Me levanto y hago inventario de las cosas que llevo y cargo. Una espada corta, sí, para mezclarme con los soldados, pero nunca he utilizado el maldito instrumento y sé que ni siquiera tiene filo. La musa me la dio de adorno, no como arma. Para defenderme de verdad en los últimos nueve años he ido equipado con la capa liviana de una armadura de impacto, suficiente para detener un golpe de espada o una lanza o una flecha errantes, según nos dijeron en los barracones escólicos, aunque nunca he tenido ocasión de comprobarlo, y el táser de cincuenta mil voltios incorporado al bastón con micro que todos llevamos. Esa arma ha sido diseñada solamente para aturdir a un agresor el tiempo suficiente para escapar al portal TC. Mi material también incluye las lentes que amplifican mi visión, los filtros que mejoran mi audición, el Casco de Hades robado que cuelga como una capucha de mi cuello, el medallón TC en su cadena y la pulsera morfeadora de mi muñeca.

De repente, un plan (o al menos parte de un plan) empieza a formarse en mi cansada mente.

Actúo antes de perder el valor. Me pongo el Casco de Hades y desaparezco de la vista mortal y divina, sintiéndome como Frodo o Bilbo o Gollum al ponerse el anillo para unirlos a todos, y salgo de puntillas del anexo donde colocaron los cojines para Fénix camino del dormitorio de Aquiles.

Aquiles y Patroclo duermen juntos, desnudos, pues las esclavas hace rato que se han marchado. Patroclo rodea con un brazo los hombros del ejecutor de hombres.

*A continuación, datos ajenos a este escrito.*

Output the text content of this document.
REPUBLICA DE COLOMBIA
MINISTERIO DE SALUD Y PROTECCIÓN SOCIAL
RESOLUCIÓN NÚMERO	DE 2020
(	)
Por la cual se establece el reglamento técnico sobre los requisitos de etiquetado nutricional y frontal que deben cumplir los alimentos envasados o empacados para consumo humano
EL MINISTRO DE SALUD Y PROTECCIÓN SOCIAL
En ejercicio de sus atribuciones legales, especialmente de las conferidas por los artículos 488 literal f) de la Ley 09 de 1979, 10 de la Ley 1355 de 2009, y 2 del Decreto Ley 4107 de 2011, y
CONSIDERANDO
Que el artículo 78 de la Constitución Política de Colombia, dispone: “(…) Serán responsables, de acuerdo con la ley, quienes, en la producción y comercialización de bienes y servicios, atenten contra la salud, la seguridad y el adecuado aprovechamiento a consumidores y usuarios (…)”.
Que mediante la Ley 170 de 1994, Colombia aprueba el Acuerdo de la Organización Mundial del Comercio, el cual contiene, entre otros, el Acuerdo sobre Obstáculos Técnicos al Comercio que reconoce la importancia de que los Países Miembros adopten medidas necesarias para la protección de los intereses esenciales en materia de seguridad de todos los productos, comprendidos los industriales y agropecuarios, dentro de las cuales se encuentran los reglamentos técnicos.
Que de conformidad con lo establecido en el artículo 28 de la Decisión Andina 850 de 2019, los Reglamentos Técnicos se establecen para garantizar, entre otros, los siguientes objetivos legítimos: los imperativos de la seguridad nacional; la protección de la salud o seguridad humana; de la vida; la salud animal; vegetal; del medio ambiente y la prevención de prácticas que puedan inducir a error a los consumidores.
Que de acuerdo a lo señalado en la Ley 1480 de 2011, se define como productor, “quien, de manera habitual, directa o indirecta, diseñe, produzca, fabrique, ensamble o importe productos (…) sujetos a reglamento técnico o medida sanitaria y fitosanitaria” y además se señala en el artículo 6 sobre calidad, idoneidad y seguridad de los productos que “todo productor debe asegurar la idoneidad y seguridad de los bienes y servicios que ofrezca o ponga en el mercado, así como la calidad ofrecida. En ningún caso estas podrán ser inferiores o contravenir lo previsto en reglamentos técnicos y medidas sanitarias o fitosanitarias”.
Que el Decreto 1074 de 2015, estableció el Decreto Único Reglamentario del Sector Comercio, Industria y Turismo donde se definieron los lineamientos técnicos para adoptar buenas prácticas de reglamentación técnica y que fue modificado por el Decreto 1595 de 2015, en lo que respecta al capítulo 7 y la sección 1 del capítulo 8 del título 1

La visión a la tenue luz me detiene en seco.
¿Aquiles es gay? ¡Eso significa que aquel profesor adjunto obsesionado con los gays y las lesbianas del departamento tenía razón, que sus horribles ensayos eran acertados, que toda esa cháchara políticamente correcta era cierta!

Me saco esta idea de la cabeza. Lo que veo sólo significa que estoy a tres mil años de la Indiana del siglo XXI y que no sé qué estoy viendo. Estos dos hombres acaban de fornicar con las esclavas durante dos horas y se han quedado dormidos donde estaban. Y además, ¿a quién le importa la vida amorosa secreta de Aquiles?

Activo la pulsera morfeadora y recupero el escaneo que hice hace dos días en el Salón de los Dioses, en el Olimpo. No sé si esto funcionará: a los otros escólicos solía hacerles gracia la idea.

Las ondas de probabilidad se agitan a través de capas cuánticas que no puedo percibir. El aire parece temblar, quedarse quieto, vuelve a temblar. Me quito de la cabeza el suave Casco de Hades y me vuelvo de nuevo visible.

Visible como Palas Atenea, Tritogenia, Tercera Nacida de los Dioses, Hija de Zeus, defensora de los aqueos. Con dos metros y medio de altura, radiando mi propia luz divina, avanzo un paso hacia la cama y Aquiles y Patroclo se despiertan con un sobresalto.

Capto la inestabilidad en cada átomo de esta forma. El brazalete morfeador no fue diseñado para que tomáramos la forma de los dioses, pero aunque mi hechura zumba como un arpa mal tañida, aprovecho el breve tiempo que esta sustitución cuántica me permite. Me esfuerzo por ignorar la sensación no sólo de tener de pronto pechos y vagina (nunca me había morfeado hasta ahora en una mujer), sino también la de ser una diosa.

La forma es inestable. Sé en lo más hondo de mi corazón que no poseo los poderes de Atenea, sólo he tomado prestado su caparazón cuántico unos cuantos segundos. Sintiéndome como si fuera a producirse una especie de reacción nuclear, una
meltdown
mórfica si no me despojo rápidamente de la forma de onda cuántica de Atenea, hablo a toda prisa.

—¡Aquiles! ¡Despierta! ¡En pie!

—¡Diosa! —exclama el ejecutor de hombres de los pies ligeros, cayendo al suelo—. ¿Qué te trae aquí en medio de la noche, Hija de Zeus?

Frotándose los ojos, Patroclo también intenta levantarse. Ambos hombres están desnudos, sus cuerpos más esculpidos y hermosos que las más bellas estatuas griegas, sus penes sin circuncidar colgando contra sus musculosos y bronceados músculos.